American manufacturing of solar modules has increased in the face of tariffs that have raised the costs of importing foreign supplies, the US International Trade Commission said in a report Tuesday.
At issue are tariffs first imposed by former President Donald Trump in 2018 and extended by President Joe Biden four years later. Under the so-called Sec. 201 safeguard tariffs — known for their place in US trade law — imports of one-sided crystalline silicon photovoltaic cells and modules face 14.25% duties the rest of this year and 14% for most of 2025.
“The safeguard measure has resulted in positive industry adjustments in terms of significant expansion and investment in domestic CSPV module manufacturing and announced plans to restart domestic CSPV cell manufacturing,” the ITC concluded in its 408-page assessment. Even so, the industry faces headwinds, with domestic manufacturers operating at a loss between 2020 and 2022, the commission said.

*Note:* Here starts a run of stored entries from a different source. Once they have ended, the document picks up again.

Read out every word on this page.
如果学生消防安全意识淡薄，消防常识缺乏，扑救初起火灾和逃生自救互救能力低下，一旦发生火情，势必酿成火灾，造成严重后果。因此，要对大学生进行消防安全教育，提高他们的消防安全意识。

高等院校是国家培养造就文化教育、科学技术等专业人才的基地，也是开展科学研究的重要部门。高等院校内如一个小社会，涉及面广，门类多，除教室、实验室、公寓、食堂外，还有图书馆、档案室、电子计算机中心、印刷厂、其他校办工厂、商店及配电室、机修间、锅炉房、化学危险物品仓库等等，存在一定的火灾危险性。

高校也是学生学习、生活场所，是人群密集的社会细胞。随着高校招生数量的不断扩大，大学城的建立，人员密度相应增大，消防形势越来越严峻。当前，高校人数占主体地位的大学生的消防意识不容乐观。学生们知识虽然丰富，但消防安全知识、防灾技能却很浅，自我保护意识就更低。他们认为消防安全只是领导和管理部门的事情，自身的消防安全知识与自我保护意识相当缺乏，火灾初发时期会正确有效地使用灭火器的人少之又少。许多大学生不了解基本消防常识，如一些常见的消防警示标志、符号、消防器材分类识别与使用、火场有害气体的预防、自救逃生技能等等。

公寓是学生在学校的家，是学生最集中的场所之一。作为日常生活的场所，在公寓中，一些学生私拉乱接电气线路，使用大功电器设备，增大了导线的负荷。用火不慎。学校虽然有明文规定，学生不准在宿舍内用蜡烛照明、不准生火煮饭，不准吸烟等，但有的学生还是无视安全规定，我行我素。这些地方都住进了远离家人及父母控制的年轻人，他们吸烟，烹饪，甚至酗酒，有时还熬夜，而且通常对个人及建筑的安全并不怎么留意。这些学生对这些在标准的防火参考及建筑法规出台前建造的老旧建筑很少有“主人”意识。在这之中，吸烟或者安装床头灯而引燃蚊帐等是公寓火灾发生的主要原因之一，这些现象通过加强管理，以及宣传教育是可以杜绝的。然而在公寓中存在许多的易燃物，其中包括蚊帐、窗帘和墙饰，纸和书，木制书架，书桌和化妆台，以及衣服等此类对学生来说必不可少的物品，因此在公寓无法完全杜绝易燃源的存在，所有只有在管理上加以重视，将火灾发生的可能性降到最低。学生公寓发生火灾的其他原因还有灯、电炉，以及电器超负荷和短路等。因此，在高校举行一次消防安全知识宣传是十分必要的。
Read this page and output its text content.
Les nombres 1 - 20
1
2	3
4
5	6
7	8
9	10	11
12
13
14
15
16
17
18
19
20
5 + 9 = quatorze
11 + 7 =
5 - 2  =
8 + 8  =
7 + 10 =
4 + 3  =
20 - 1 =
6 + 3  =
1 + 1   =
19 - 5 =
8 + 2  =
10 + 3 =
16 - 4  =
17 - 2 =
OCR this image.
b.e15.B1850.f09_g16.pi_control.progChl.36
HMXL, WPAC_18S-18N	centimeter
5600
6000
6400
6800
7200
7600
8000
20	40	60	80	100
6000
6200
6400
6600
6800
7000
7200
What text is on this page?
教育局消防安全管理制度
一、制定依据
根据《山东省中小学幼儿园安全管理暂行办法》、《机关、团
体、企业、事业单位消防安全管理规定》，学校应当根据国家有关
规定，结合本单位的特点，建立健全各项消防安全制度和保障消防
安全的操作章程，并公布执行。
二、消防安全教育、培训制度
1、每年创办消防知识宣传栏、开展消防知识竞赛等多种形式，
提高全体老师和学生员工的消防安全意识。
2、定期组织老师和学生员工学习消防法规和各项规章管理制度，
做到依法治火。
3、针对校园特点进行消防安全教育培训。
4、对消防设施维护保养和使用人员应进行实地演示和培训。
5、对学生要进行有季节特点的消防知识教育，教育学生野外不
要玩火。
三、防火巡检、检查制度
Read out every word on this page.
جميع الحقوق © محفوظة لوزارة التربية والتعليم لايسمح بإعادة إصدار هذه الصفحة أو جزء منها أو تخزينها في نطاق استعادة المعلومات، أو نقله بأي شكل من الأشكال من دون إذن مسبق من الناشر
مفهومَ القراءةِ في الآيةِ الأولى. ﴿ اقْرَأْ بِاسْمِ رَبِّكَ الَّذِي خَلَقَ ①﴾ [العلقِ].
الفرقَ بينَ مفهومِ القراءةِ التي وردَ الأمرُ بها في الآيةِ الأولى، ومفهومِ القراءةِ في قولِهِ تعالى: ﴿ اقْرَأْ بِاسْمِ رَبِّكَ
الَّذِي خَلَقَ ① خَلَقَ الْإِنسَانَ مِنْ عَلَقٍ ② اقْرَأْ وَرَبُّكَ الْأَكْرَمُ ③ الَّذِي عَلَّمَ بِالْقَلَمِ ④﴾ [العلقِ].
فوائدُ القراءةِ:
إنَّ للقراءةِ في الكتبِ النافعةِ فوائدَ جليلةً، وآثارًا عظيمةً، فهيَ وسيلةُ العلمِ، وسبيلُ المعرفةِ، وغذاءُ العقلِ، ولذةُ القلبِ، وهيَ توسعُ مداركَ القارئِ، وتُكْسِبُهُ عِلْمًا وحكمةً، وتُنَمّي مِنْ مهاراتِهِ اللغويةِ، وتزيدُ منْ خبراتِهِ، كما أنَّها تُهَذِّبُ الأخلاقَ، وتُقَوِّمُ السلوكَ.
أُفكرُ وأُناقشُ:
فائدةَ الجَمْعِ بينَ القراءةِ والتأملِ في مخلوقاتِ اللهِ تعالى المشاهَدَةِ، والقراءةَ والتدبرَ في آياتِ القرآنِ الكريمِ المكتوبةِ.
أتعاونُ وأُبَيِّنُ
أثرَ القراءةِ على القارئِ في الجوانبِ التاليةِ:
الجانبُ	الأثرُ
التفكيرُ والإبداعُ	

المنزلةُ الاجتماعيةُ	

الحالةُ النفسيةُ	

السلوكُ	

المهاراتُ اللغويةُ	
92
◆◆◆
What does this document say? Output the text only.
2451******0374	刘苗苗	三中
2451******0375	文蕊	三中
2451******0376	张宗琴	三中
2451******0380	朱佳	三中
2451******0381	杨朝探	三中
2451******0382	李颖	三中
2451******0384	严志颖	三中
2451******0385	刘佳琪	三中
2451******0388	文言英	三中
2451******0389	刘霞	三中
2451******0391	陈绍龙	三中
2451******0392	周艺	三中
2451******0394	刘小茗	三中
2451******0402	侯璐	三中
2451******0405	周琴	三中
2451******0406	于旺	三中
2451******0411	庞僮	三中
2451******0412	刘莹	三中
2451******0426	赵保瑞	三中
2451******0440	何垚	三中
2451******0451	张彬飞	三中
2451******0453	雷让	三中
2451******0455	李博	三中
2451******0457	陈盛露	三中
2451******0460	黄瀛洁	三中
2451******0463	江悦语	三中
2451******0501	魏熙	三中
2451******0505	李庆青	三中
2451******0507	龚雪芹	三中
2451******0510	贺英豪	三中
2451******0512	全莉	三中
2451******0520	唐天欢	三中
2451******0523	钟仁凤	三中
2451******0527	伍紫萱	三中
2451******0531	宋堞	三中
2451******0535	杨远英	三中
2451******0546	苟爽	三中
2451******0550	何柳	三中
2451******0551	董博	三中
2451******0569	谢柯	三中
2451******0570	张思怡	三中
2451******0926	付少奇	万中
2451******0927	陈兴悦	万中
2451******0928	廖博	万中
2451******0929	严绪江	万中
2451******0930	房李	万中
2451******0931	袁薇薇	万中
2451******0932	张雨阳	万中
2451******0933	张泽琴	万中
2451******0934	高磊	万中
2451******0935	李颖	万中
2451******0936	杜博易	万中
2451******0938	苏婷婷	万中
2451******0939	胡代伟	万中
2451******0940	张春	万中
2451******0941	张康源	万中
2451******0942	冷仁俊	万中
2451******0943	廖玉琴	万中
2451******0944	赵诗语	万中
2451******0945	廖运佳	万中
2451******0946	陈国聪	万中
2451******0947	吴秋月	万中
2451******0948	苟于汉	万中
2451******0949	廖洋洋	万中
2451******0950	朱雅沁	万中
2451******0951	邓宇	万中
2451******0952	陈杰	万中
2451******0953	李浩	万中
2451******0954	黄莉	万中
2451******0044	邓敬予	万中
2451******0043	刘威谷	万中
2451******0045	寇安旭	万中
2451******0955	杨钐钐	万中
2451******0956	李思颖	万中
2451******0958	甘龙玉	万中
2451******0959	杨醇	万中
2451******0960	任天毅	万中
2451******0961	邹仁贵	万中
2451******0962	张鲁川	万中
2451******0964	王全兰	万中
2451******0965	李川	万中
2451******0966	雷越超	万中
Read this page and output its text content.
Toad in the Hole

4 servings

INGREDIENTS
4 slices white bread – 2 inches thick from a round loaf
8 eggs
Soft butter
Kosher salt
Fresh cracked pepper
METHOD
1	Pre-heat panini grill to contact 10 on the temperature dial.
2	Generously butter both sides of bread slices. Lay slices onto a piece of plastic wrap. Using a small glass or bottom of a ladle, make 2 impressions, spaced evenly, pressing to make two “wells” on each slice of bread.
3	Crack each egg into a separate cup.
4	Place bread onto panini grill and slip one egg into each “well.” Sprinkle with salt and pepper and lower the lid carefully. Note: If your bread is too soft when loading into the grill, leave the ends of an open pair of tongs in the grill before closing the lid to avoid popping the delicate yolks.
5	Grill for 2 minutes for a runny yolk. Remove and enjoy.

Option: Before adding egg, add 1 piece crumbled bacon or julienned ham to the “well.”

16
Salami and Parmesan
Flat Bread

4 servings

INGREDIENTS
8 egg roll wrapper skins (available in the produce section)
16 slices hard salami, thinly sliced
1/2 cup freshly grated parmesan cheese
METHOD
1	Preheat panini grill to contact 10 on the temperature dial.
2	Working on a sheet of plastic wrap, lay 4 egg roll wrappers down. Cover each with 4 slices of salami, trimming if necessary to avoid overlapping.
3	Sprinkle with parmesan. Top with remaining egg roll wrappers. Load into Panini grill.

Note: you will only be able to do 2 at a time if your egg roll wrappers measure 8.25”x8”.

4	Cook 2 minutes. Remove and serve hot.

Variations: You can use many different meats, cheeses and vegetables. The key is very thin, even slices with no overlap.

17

The review could prompt action by Biden, potentially laying the foundation for changes or an end to the tariffs.
The report caps a months-long review of the impact of the tariffs on industry, amid a swell of investment in domestic solar manufacturing facilities spurred by subsidies in the 2022 Inflation Reduction Act. Yet domestic panel makers are still confronting challenges, including a surge of cheap imports, that some say merit more vigilance and trade protection.
The review, coming as the Biden administration reassesses a raft of other trade measures, underscores the tension between competing goals of rapidly deploying solar power in the US and nurturing a domestic solar supply chain divorced from China.
Jobs, output and other economic indicators tied to US solar module manufacturing have generally climbed since 2017, the year before the tariffs were first imposed, the ITC said. Improvements were seen by 2022 in apparent US consumption, market share, capacity, production and employment, the commission found.
But the gains for module manufacturing haven’t extended evenly to photovoltaic cells, which are bundled together into modules and panels. There has been no domestic production of CSPV cells since Biden renewed the tariffs, the ITC said. At least 11 potential US cell manufacturing plants have been announced or are under consideration.
The agency documented continued challenges for domestic manufacturing. While solar module producers gained market share overall from 2020 to 2022, their share of the market declined between 2021 and 2022 — and it was lower in the first half of 2023 than the same period the prior year. “Module producers continue to experience operating and net losses,” the commission said. Even with net sales increasing by quantity and value between 2020 and 2022, gross profits improving and capital expenditures increasing, the industry was “operating at a loss throughout the review period.”
Biden faces calls from some domestic manufacturers and renewable developers to quadruple an existing exemption for the first 5 gigawatts of imported silicon solar cells. Advocates of an increase say the current allowance doesn’t provide enough headroom for domestic panel makers that will be reliant on foreign cells in the near term. There’s not enough domestic supply to keep pace with a wave of planned and announced US panel manufacturing, they argue.
Biden also is under pressure to do away with an exemption for two-sided solar panels that some US manufacturers say undermines the trade protection and the IRA incentives.
US imports shifted from single-sided solar products to two-sided models “beginning in 2020 — and accelerating markedly between 2021 and 2022,” the ITC said.
The existing carveout for two-sided, or bifacial, models was initially intended to ensure a steady flow of the supplies for large, utility-scale solar projects. But now, those two-sided models are being widely imported and used for residential projects, even though there’s no practical advantage in using bifacials on rooftops where just one side is able to generate power.